One confusing, but fundamental, fact about a mathematical limit of a function #f(x)# as #x# approaches some number #c# is that the value of #f(c)# is technically irrelevant, though often useful (when the function is continuous at #c#).

For example, if #f(x)=(x^2+2x-3)/(x-1)# as in the example above, technically the value #f(1)# is undefined. However, #lim_{x->1}f(x)=4# because the outputs of #f(x)# can be made as close to 4 as we want by taking #x# sufficiently close to, but not equal to, 1. For instance, if we want the value of #f(x)# to get within a distance 0.1 of 4, we can take #x# to be within a distance 0.1 of 1 (note that, for example, #f(0.95)=3.95# and #f(1.05)=4.05#).

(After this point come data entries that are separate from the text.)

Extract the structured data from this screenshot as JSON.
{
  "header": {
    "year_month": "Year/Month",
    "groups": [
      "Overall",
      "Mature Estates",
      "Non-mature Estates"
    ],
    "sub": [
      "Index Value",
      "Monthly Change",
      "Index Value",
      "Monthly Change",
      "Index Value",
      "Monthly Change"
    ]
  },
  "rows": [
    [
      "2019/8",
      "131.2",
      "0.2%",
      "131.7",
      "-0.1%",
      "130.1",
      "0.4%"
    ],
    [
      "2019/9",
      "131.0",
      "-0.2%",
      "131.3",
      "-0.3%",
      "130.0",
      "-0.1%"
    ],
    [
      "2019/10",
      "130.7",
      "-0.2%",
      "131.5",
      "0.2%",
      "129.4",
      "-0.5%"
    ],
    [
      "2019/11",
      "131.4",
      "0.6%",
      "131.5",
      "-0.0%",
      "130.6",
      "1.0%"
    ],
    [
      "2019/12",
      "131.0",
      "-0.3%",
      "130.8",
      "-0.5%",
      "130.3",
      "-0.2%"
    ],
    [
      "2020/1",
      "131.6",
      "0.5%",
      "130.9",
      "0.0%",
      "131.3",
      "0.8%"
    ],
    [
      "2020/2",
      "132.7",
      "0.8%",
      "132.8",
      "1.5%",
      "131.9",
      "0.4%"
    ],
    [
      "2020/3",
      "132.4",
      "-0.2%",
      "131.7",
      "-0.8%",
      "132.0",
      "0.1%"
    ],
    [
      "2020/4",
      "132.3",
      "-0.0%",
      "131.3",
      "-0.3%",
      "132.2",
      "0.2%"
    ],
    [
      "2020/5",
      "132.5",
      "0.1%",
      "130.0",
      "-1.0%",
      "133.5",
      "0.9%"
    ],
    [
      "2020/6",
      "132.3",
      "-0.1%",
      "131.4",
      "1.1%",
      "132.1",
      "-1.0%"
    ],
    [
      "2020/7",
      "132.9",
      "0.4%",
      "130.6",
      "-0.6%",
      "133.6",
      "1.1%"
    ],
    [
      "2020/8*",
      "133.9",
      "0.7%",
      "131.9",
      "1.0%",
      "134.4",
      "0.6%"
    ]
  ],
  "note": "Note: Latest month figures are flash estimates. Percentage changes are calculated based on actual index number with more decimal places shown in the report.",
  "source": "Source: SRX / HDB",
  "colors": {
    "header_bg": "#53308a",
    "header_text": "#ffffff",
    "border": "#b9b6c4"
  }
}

Why does this happen for this example? Because we can factor the top to get #f(x)=((x-1)(x+3))/(x-1)# and then cancel the #x-1# factor to say #f(x)=x+3# when #x# is NOT equal to 1. So the function #f(x)# has a graph that is a straight line with a slope of 1 and a y-intercept of 3, except that the point #(1,4)# is "missing" from the graph (the graph has a "hole" in it). In other words, #f(x)# is *not continuous* at #x=1#.

A continuous function, whose graph can be drawn without picking up your pencil, such as #f(x)=x^2#, can have its limit evaluated as #x# approaches any number #c# just by finding #f(c)#.

An interesting example involving a trigonometric function to consider is #lim_{x->0}(sin(x))/x#. See if you can find this limit and prove that you are right.